Note well: Frozen battered cafeteria shrimp dropped in ancient “please drain and replace now” oil, removed, blanketed with copious cubed tomatoes and a depressing bed of shredded iceberg folded into two cold tortillas with a vat of mystery orange, taco-bell-baja-aping sauce on the side maketh not a shrimp taco. Believe me when I say that I very nearly threw it at the cows straddling the venerable Pacific Dining Car’s sign just across Sixth. This was not the worst taco I have ever had, but it came dangerously close, so “epic failure” appears to apply.
Then again, maybe I’m spoiled. This is what a good shrimp taco looks like, and what I more or less expected when I ordered the same dish @ The Surfer Taco. You can find this taco in Boyle Heights, on Olympic:
This is what the afternoon line for a good shrimp taco looks like:
This is the shrimp taco at The Surfer Taco:
And for good measure, this is what the afternoon line at The Surfer Taco looks like:
In its defense, the line alone will have me coming back to The Surfer Taco before you ever catch me waiting in an hour-plus line for the Kogi BBQ phenom, but Kogi is a separate post entirely celebrating the ever-fascinating Los Angeles phenomenon mentality. Next year I am going to launch a line of full-service catering, twittering, dj-inclusive $7 cupcake trucks, go hog wild for six months and retire and/or buy The Surfer Taco truck for something truly subversive.

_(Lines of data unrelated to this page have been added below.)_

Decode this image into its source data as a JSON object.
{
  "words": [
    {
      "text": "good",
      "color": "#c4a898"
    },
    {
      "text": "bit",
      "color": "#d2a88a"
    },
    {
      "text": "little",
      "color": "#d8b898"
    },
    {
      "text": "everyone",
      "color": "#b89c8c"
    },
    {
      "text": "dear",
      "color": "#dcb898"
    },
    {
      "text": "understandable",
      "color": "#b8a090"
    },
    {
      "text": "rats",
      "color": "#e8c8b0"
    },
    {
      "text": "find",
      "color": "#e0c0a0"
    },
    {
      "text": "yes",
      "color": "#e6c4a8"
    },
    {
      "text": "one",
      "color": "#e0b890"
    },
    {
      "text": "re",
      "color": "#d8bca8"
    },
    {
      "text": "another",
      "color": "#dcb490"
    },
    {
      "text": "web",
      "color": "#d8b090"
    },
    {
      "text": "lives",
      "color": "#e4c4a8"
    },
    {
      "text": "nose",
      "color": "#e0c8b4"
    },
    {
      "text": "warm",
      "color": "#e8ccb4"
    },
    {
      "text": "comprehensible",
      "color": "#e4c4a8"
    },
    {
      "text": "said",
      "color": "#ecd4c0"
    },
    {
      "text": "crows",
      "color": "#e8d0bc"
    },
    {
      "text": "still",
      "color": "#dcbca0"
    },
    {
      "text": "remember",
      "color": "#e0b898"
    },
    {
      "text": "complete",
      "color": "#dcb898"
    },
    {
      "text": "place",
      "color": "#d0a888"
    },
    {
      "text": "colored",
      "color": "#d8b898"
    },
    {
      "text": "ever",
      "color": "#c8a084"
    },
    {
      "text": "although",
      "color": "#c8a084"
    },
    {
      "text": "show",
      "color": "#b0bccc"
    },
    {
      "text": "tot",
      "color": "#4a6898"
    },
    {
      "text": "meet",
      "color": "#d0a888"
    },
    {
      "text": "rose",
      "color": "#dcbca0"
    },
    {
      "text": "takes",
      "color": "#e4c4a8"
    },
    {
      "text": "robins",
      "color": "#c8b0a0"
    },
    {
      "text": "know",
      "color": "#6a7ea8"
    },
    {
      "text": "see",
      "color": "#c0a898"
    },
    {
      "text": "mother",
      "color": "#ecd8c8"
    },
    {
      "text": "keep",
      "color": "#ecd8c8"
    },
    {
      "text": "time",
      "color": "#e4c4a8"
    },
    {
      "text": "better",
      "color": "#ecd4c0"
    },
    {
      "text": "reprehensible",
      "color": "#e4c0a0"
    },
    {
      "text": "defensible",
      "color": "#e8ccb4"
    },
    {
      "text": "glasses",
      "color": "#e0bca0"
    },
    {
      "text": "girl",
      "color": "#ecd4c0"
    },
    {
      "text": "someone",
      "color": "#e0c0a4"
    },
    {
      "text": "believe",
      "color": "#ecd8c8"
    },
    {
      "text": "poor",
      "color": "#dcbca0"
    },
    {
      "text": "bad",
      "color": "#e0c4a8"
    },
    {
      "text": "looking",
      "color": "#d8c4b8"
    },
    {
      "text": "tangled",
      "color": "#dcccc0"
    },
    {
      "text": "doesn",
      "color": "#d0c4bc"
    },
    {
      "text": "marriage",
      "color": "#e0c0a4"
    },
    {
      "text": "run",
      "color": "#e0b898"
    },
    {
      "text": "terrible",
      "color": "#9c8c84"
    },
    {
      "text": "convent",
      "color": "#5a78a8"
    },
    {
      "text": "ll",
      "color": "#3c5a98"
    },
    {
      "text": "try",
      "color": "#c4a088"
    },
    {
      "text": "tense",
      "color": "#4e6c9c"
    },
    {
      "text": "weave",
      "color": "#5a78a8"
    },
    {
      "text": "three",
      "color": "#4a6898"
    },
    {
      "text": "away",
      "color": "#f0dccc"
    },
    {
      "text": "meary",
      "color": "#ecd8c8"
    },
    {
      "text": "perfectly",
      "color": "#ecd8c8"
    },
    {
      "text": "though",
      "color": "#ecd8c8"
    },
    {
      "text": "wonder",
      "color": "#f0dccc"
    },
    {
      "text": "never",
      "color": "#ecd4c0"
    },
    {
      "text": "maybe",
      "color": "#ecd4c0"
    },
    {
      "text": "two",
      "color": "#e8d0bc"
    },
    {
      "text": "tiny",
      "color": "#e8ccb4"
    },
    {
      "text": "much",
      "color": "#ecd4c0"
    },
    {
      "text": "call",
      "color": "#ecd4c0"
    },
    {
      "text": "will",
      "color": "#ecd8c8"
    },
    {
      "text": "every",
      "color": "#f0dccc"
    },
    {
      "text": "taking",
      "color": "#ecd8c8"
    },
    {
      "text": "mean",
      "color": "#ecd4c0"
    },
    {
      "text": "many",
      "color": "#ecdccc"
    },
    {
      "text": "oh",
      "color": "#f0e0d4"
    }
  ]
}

Back to that surf report, then. How exactly does one eat The Surfer Taco’s version of the shrimp taco? Bad news bears all ’round. Look at that pile of tomato and whatnot. You can’t roll it. You can’t even bend it. The tortillas are out-of-the-package cold, but the shrimp have come straight out of the fryer and are still sizzling hot, scalding your hand through the cold tortillas every time you attempt any maneuver. For better or worse, depending on how much you like this taco, you get a lot of shrimp. I had to start by pulling a few out and dipping them in the sauce, and I don’t know which was less pleasing to me, the taste of the oil which smacked of the remains of one billion shrimp fried back in the mid-’90s (WAY pre-twitter), or the taste of the sauce. (Just retched again writing it down.) I’m over it though, so let’s continue.
This is the corner where The Surfer Taco can typically be found. Once you spot this corner, you are close:
If for some reason you are unsure whether or not you have arrived at the correct corner when you spy this corner, turn to your left, walk over and look at the side of The Surfer Taco for verification. The truck has helpfully plastered a gigantic photograph of this verysame corner on its side (Dig the price of gas in the photo; “ST” is already a museum piece for this reminder alone):
This is a surfing taco wearing funky sunglasses, from what I can tell:
And this is a taco-inquisitive dog who arrived with a lady that ordered an energy drink para llevar. Hell no little one, get your own. All mine. I don’t care how bad they are:
After the lunch I did some digging to see if Bandini ever hit up this joint back in the day when he actually wrote. Of course he did. Problem is, he gave it a four-out-of-five rating a couple years back and no way in hell would I agree with that. (In all fairness, he graded the al pastor.) At my visit the condiments he talked up were absent, the tacos were dry, the salsa was questionable but most importantly, the taco de camaron, hastily scribbled on cardboard right by the ordering cubbyhole thusly inspiring you to order it, was in my mind an unholy abomination that should never have seen the light of day, to say nothing of the 10 minutes the staff and I cumulatively wasted waiting for the shrimp to fry in that vat of sludge. The truck, however, really is a funny sight to behold as consolation, and the staff (two girls periodically distracted by some sort of local would-be Casanova during my visit) was very cordial.
The Surfer Taco
Sixth @ Witmer
Note: If you go, please try different dishes and add to the discussion. I want them to succeed; my gut tells me they have to be doing something right at some level.